Sénégal : les spécialistes explorent d’autres voies que le FMI pour gérer la dette
Sénégal : les spécialistes explorent d’autres voies que le FMI pour gérer la dette
À Dakar, une conférence organisée sous l’égide du Premier ministre Ousmane Sonko a réuni des économistes et experts pour discuter des solutions face à la crise de la dette qui frappe le Sénégal. Une absence remarquée : celle du chef du gouvernement, « souffrant » selon les déclarations de la ministre de la Justice Yacine Fall. C’est donc Ayib Daffé, président du groupe parlementaire du Pastef, qui a pris la parole pour souligner l’urgence de « sortir de la pensée unique » et d’envisager des alternatives au Fonds monétaire international (FMI). Une position qui remet en cause la restructuration de la dette proposée par l’institution financière.
la dette du Sénégal, un fardeau insoutenable pour l’économie
Les participants à cette rencontre sont unanimes : la dette extérieure du Sénégal est devenue ingérable.
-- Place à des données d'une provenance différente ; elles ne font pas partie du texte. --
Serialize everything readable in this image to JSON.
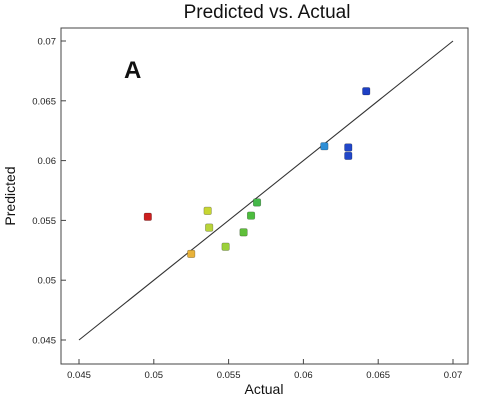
{
  "chart_data": {
    "type": "scatter",
    "title": "Predicted vs. Actual",
    "panel_label": "A",
    "xlabel": "Actual",
    "ylabel": "Predicted",
    "xlim": [
      0.045,
      0.07
    ],
    "ylim": [
      0.045,
      0.07
    ],
    "xticks": [
      "0.045",
      "0.05",
      "0.055",
      "0.06",
      "0.065",
      "0.07"
    ],
    "yticks": [
      "0.045",
      "0.05",
      "0.055",
      "0.06",
      "0.065",
      "0.07"
    ],
    "reference_line": {
      "from": [
        0.045,
        0.045
      ],
      "to": [
        0.07,
        0.07
      ]
    },
    "points": [
      {
        "x": 0.0496,
        "y": 0.0553,
        "color": "#cc1f1f"
      },
      {
        "x": 0.0525,
        "y": 0.0522,
        "color": "#e8b23a"
      },
      {
        "x": 0.0536,
        "y": 0.0558,
        "color": "#c7d632"
      },
      {
        "x": 0.0537,
        "y": 0.0544,
        "color": "#b9d43a"
      },
      {
        "x": 0.0548,
        "y": 0.0528,
        "color": "#9bd03a"
      },
      {
        "x": 0.056,
        "y": 0.054,
        "color": "#5fbf3a"
      },
      {
        "x": 0.0565,
        "y": 0.0554,
        "color": "#4cbc3e"
      },
      {
        "x": 0.0569,
        "y": 0.0565,
        "color": "#45b84a"
      },
      {
        "x": 0.0614,
        "y": 0.0612,
        "color": "#2f8fd6"
      },
      {
        "x": 0.063,
        "y": 0.0611,
        "color": "#2147c9"
      },
      {
        "x": 0.063,
        "y": 0.0604,
        "color": "#2147c9"
      },
      {
        "x": 0.0642,
        "y": 0.0658,
        "color": "#1d3fc4"
      }
    ]
  }
}
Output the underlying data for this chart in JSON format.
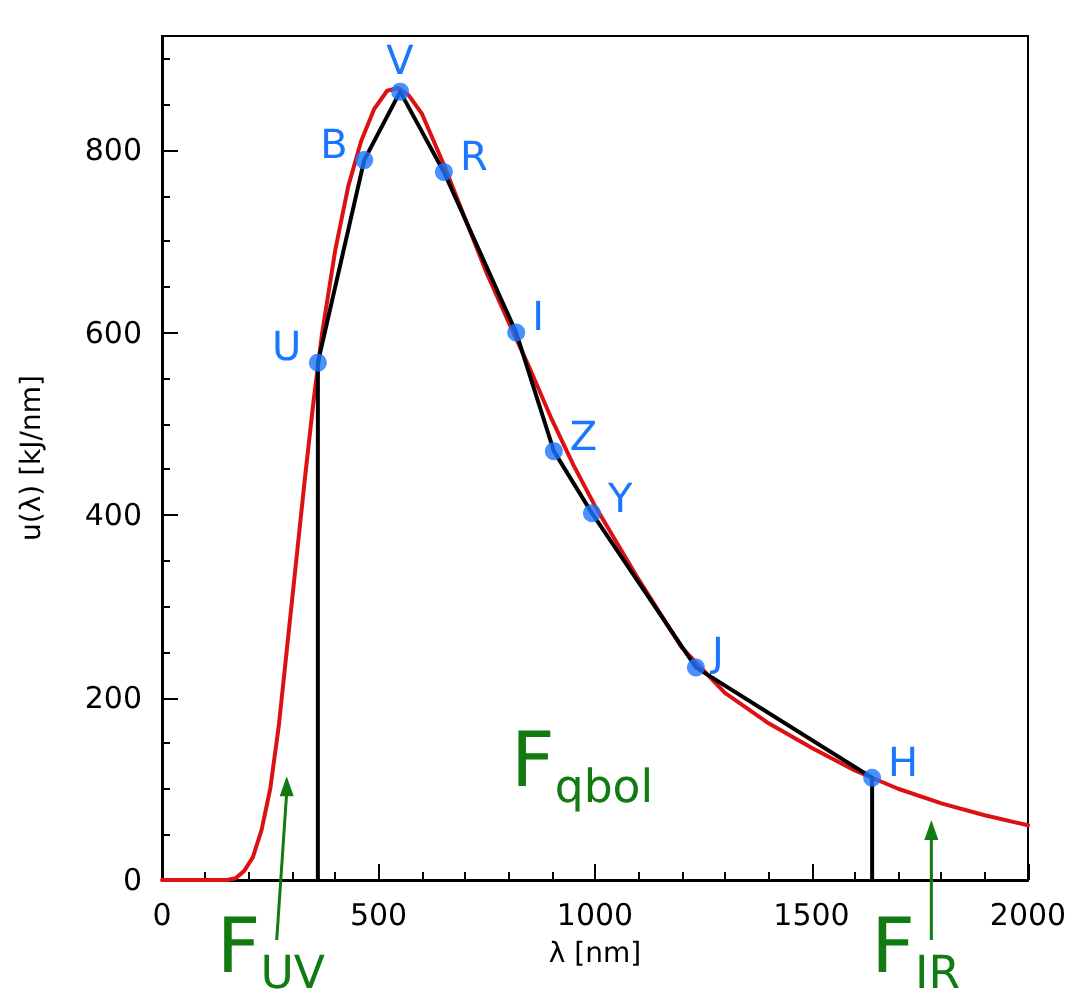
{
  "chart_data": {
    "type": "line",
    "xlabel": "λ [nm]",
    "ylabel": "u(λ) [kJ/nm]",
    "xlim": [
      0,
      2000
    ],
    "xticks": [
      0,
      500,
      1000,
      1500,
      2000
    ],
    "ylim": [
      0,
      925
    ],
    "yticks": [
      0,
      200,
      400,
      600,
      800
    ],
    "series": [
      {
        "color": "#dd1111",
        "marker": "none",
        "x": [
          0,
          100,
          150,
          170,
          190,
          210,
          230,
          250,
          270,
          290,
          310,
          330,
          350,
          370,
          400,
          430,
          460,
          490,
          520,
          545,
          570,
          600,
          650,
          700,
          750,
          800,
          850,
          900,
          950,
          1000,
          1100,
          1200,
          1300,
          1400,
          1500,
          1600,
          1700,
          1800,
          1900,
          2000
        ],
        "values": [
          0,
          0,
          0,
          2,
          10,
          25,
          55,
          100,
          170,
          260,
          350,
          440,
          525,
          600,
          690,
          760,
          810,
          845,
          865,
          868,
          860,
          840,
          785,
          725,
          665,
          612,
          560,
          505,
          455,
          410,
          330,
          255,
          205,
          172,
          145,
          120,
          100,
          84,
          71,
          60
        ]
      },
      {
        "color": "#000000",
        "marker": "none",
        "x": [
          360,
          360,
          467,
          550,
          651,
          818,
          905,
          993,
          1233,
          1640,
          1640
        ],
        "values": [
          0,
          567,
          789,
          864,
          776,
          600,
          470,
          402,
          233,
          112,
          0
        ]
      },
      {
        "type": "scatter",
        "color": "#1a75ff",
        "marker": "circle",
        "x": [
          360,
          467,
          550,
          651,
          818,
          905,
          993,
          1233,
          1640
        ],
        "values": [
          567,
          789,
          864,
          776,
          600,
          470,
          402,
          233,
          112
        ]
      }
    ],
    "annotations": [
      {
        "text": "U",
        "x": 360,
        "y": 567
      },
      {
        "text": "B",
        "x": 467,
        "y": 789
      },
      {
        "text": "V",
        "x": 550,
        "y": 864
      },
      {
        "text": "R",
        "x": 651,
        "y": 776
      },
      {
        "text": "I",
        "x": 818,
        "y": 600
      },
      {
        "text": "Z",
        "x": 905,
        "y": 470
      },
      {
        "text": "Y",
        "x": 993,
        "y": 402
      },
      {
        "text": "J",
        "x": 1233,
        "y": 233
      },
      {
        "text": "H",
        "x": 1640,
        "y": 112
      },
      "F$_{UV}$",
      "F$_{qbol}$",
      "F$_{IR}$"
    ]
  }
}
Souleymane Bah, économiste, alerte sur la situation : « Les revenus actuels de l’État ne suffisent pas à couvrir le remboursement du capital et des intérêts. La pratique habituelle, qui consiste à contracter de nouveaux emprunts pour rembourser les anciens, est intenable avec la hausse des taux d’intérêt. » Pour lui, il est impératif de trouver des solutions innovantes pour éviter un endettement croissant.
L’événement, organisé par le réseau de réflexion Ideas Africa Network, vise justement à explorer des pistes en dehors du cadre traditionnel imposé par le FMI. Une critique récurrente : l’approche de l’institution, jugée trop comptable et favorable aux créanciers, ne permet pas de financer des projets de transformation économique.
des alternatives au FMI : quelles pistes envisagées ?
Parmi les solutions évoquées, plusieurs pistes se dégagent. Ndongo Samba Sylla, économiste et chercheur au sein du réseau Ideas Africa Network, explique : « Le FMI privilégie une logique de prêt pour rassurer les créanciers, sans investir dans la transformation économique du pays. » Il propose notamment de réformer le système monétaire sénégalais en envisageant une sortie du Franc CFA, ou encore de demander l’annulation d’une partie de la dette jugée « illégitime », car contractée de manière opaque par l’administration précédente.
une position ambiguë du gouvernement
Cette conférence, soutenue par le Premier ministre, s’inscrit dans une démarche de recherche d’alternatives au FMI. Pourtant, parallèlement, le président Bassirou Diomaye Faye était en déplacement à Nairobi, au Kenya, pour rencontrer la directrice du FMI, Kristalina Georgieva. Une rencontre qui n’a, pour l’instant, pas abouti à des avancées concrètes.
Cette dualité dans la stratégie économique du gouvernement interroge : alors que des experts cherchent des solutions indépendantes, les autorités maintiennent le dialogue avec l’institution financière internationale. Une situation qui reflète les tensions autour de la gestion de la dette au Sénégal.